Be Aware of Your Competitors in SEO Ranking
Like it’s not like yeah, I got there and it’s going to be like that for the next 10 years. You’ve got to continue to update that post and watch the post and watch what your competitors are doing.
And by the way, this is kind of how the internet works. I think people feel uncomfortable like, wait a minute, it’s a competition. And guess what? It is, it is a competition. And you play it, though, by doing even better work.
So, it’s not by that yes, there are things called, like blackhat strategies that people are using to try and game the system. You’re not trying to game the system. You’re trying to do what Google wants, which is provide the best answer to the question.
How to Align Yourself with Google for SEO
Paula Rollo 25:47
Serve Google, treat them well, like we’re in a relationship with all of these things. But like, my relationship with social media is more abusive than it is loving and kind. But my relationship with Google, it’s really a two-way street.
And this is why I love Google and I love SEO is because their goal as a business aligns with my goal as a business. And that’s to serve my readers well, because my readers are also their users. So, that alignment is there.
And then it’s also to have a good internet and make sure that people are getting the answers that they need. Google wants us to get traffic. Google makes money when we make money.
Because all of our ads, no matter what network you use, you’re running Google ads on your site. So, Google makes money when you make money. And they have literally a financial interest in sending you traffic.
And that is very different than Facebook, and Pinterest, and all the other things which I still use. I’m not like anti social media. But the goal of social media is to get people to stay on their platform.
The goal of Google sometimes, they do results where it’s like, you ask a question, and they put the answer right up there at the top. And that’s frustrating. But also like I get it, it’s serving the reader best.
And I need to go after things that can be answered in more than two words. And so, that’s fair.
Jillian Leslie 27:14
What I like about what you’re saying is that it is like any relationship. Like, David and I, we’ve been together now 20 years, and we’ve had to learn each other’s I don’t know, like how best to communicate with each other.

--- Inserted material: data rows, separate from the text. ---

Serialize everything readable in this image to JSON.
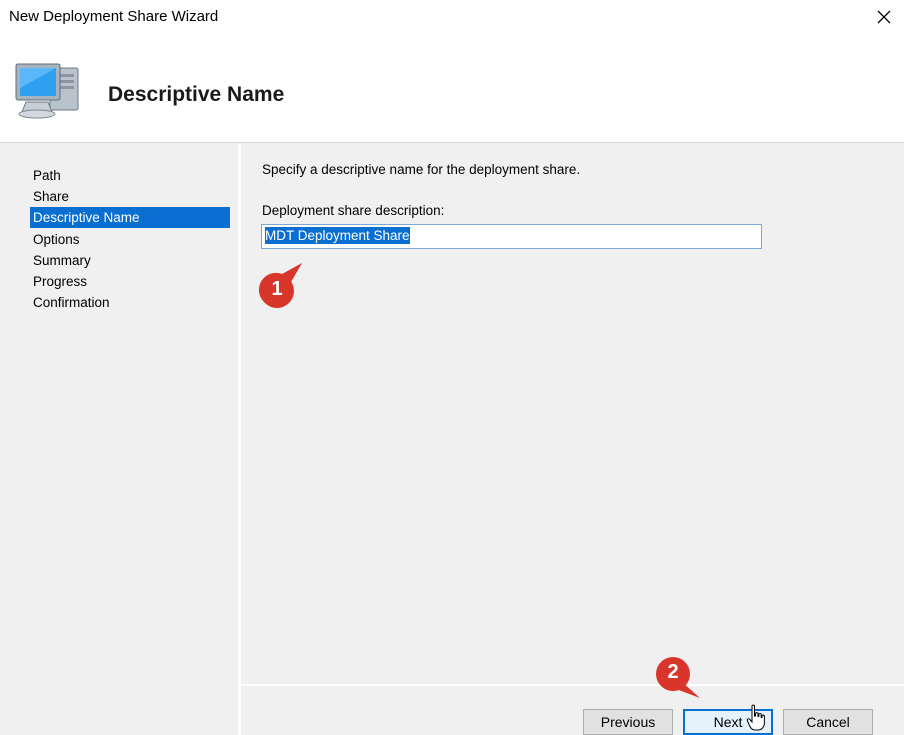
{
  "window": {
    "title": "New Deployment Share Wizard"
  },
  "header": {
    "title": "Descriptive Name"
  },
  "nav": {
    "items": [
      {
        "label": "Path"
      },
      {
        "label": "Share"
      },
      {
        "label": "Descriptive Name"
      },
      {
        "label": "Options"
      },
      {
        "label": "Summary"
      },
      {
        "label": "Progress"
      },
      {
        "label": "Confirmation"
      }
    ],
    "active_index": 2
  },
  "content": {
    "instruction": "Specify a descriptive name for the deployment share.",
    "field_label": "Deployment share description:",
    "field_value": "MDT Deployment Share"
  },
  "buttons": {
    "previous": "Previous",
    "next": "Next",
    "cancel": "Cancel"
  },
  "markers": {
    "one": "1",
    "two": "2"
  },
  "colors": {
    "accent": "#0a6fd1",
    "marker": "#d9362b"
  },
  "icons": {
    "header": "computer-monitor-icon",
    "close": "close-icon",
    "cursor": "hand-pointer-icon"
  }
}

Each other’s quirks. How to navigate all of this stuff. And so, really, that’s like learning Google, and what Google’s looking for. But also you serving up your content in the best way, so Google can understand it.
I’ve used this example previously, what I have found in my relationship is if I say to David, “need you to be more helpful around the house.” To him, he has no idea what that even means. And he’s not a mind reader.
But if I say to him, “Hey, I need you to take out the trash on Thursdays.” Which he automatically does, or I need you to cut back this tree, or I need you to who knows what, fix my computer. Those are things that he can then do.
And to him, he goes, “Oh, this is what Jill wants from me.” Versus I need you to be more helpful around the house. And I learned this probably 15 years ago. Again, think about that as a relationship. How do I serve up to Google?
Paula Rollo 28:47
Literally search intent in relationship with David.
Jillian Leslie 28:50
It is. It’s like I need to feed him the information that’s going to come back at me in a really positive way. And saying be helpful around the house doesn’t do that, like, not good.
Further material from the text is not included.